Anies dan Prabowo Berdebat soal Rasio Utang RI, Berapa yang Ideal?

ANTARA FOTO/Aditya Pradana Putra/foc.
Capres nomor urut dua Prabowo Subianto (kiri) menyampaikan pendapat disaksikan capres nomor urut satu Anies Baswedan (kanan), dan capres nomor urut tiga Ganjar Pranowo saat adu gagasan dalam debat ketiga Pilpres 2024 di Istora Senayan, Jakarta, Minggu (7/1/2024). Debat kali ini bertemakan pertahanan, keamanan, hubungan internasional, globalisasi, geopolitik, dan politik luar negeri.
Penulis: Agustiyanti
8/1/2024, 06.15 WIB

Rasio utang pemerintah terhadap produk domestik bruto atau PDB menjadi topik perdebatan antara calon presiden nomor urut 1 Anies Baswedan dan capres nomor urut 2 Prabowo Subianto. Hal ini terkait dengan penggunaan utang untuk membeli alat utama persenjataan atau alutsista. 

Anies mempertanyakan penarikan utang bukan untuk pembiayaan alutsista yang dianggap tidak termasuk kegiatan produktif. Ia pun menilai utang pemerintah perlu dijaga di bawah 30% terhadap PDB agar keuangan negara benar-benar sehat. 

 “Dengan menata utangnya dan memperbesar GDP-nya, yang tidak kalah penting adalah melakukan pengembangan skema yang lebih kreatif dalam mencari utang luar negeri termasuk pelibatan swasta,” ujar Anies. 

Menanggapi Anies, Prabowo menilai, pembelian alutsista dengan utang merupakan hal yang lumrah dan tidak masalah selama dikelola dengan tepat.
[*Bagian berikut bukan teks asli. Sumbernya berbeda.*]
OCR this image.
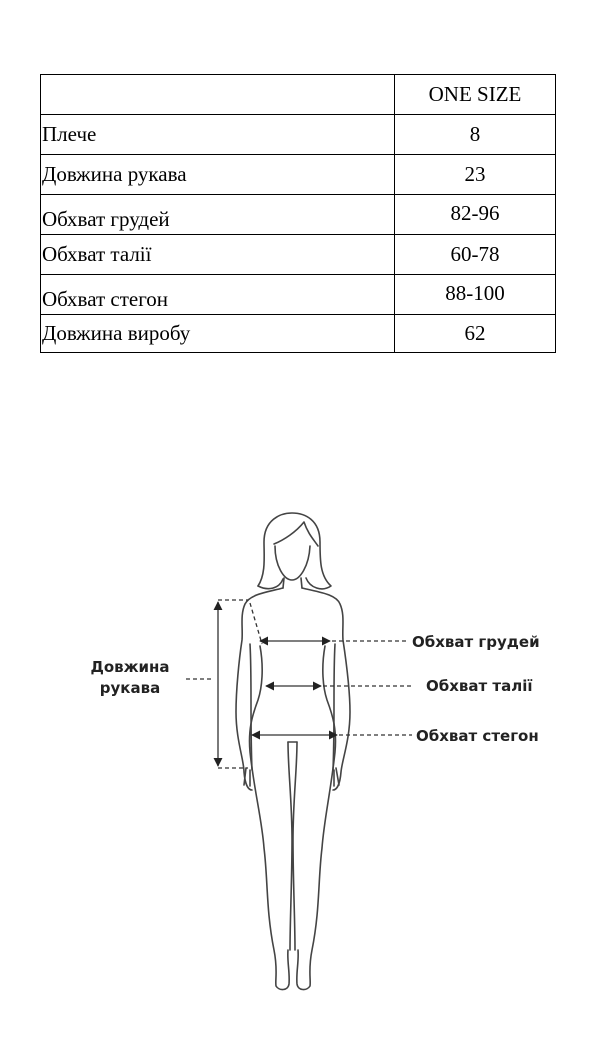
	ONE SIZE
Плече	8
Довжина рукава	23
Обхват грудей	82-96
Обхват талії	60-78
Обхват стегон	88-100
Довжина виробу	62
Довжина
рукава
Обхват грудей
Обхват талії
Обхват стегон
Apalagi, menurut dia, rasio utang luar negeri Indonesia terhadap PDB adalah salah satu yang terendah di dunia. 

"Rasio utang kita terhadap PDB adalah  salah satu terendah di dunia, Jadi masih kita sekitar 40% dan banyak negara di atas kita," ujar Prabowo. 

Ia bahkan meminta Anies perlu kembali mempelajari ilmu ekonomi terkait pernyataannya soal rasio utang terhadap PDB.

Berdasarkan data terakhir yang dirilis Kementerian Keuangan, total utang pemerintah hingga November 2023 mencapai Rp 8.041 triliun, bertambah Rp 301 triliun dibandingkan akhir tahun lalu atau Desember 2022. Namun demikian, rasio utang turun dari 39,7% per Desember 2023 menjadi 38,11% per November 2023. 

Kementerian Keuangan menyebut, rasio utang pemerintah tersebut masih jauh di bawah batas aman yang telah ditetapkan dalam Undang-undang Keuangan Negara mencapai 60% terhadap PDB. 

Seperti halnya Prabowo, Kementerian Keuangan beberapa kali mengklaim bahwa rasio utang pemerintah masih jauh berada di bawah negara lainnya. Rasio utang pemerintah adalah salah satu yang terendah di antara negara G20.

Berapa Rasio Utang Negara yang Aman?

Bank Dunia sempat mengemukakan kekhawatiran terkait utang negara-negara berkembang yang melonjak, terutama selama pandemi Covid-19. Berdasarkan data Bank Dunia, utang negara-negara di Asia Timur dan Pasifik melonjak dalam satu dekade terakhir. Kenaikan terjadi pada utang pemerintah, korporasi, hingga rumah tangga.

Bank Dunia menilai, kondisi utang Indonesia berdasarkan rasio terhadap PDB jauh lebih baik dibandingkan negara-negara Asia Timur dan Pasifik lainnya. Negara-negara tetangga Indonesia di ASEAN, memiliki rasio utang yang jauh lebih tinggi di atas 50%.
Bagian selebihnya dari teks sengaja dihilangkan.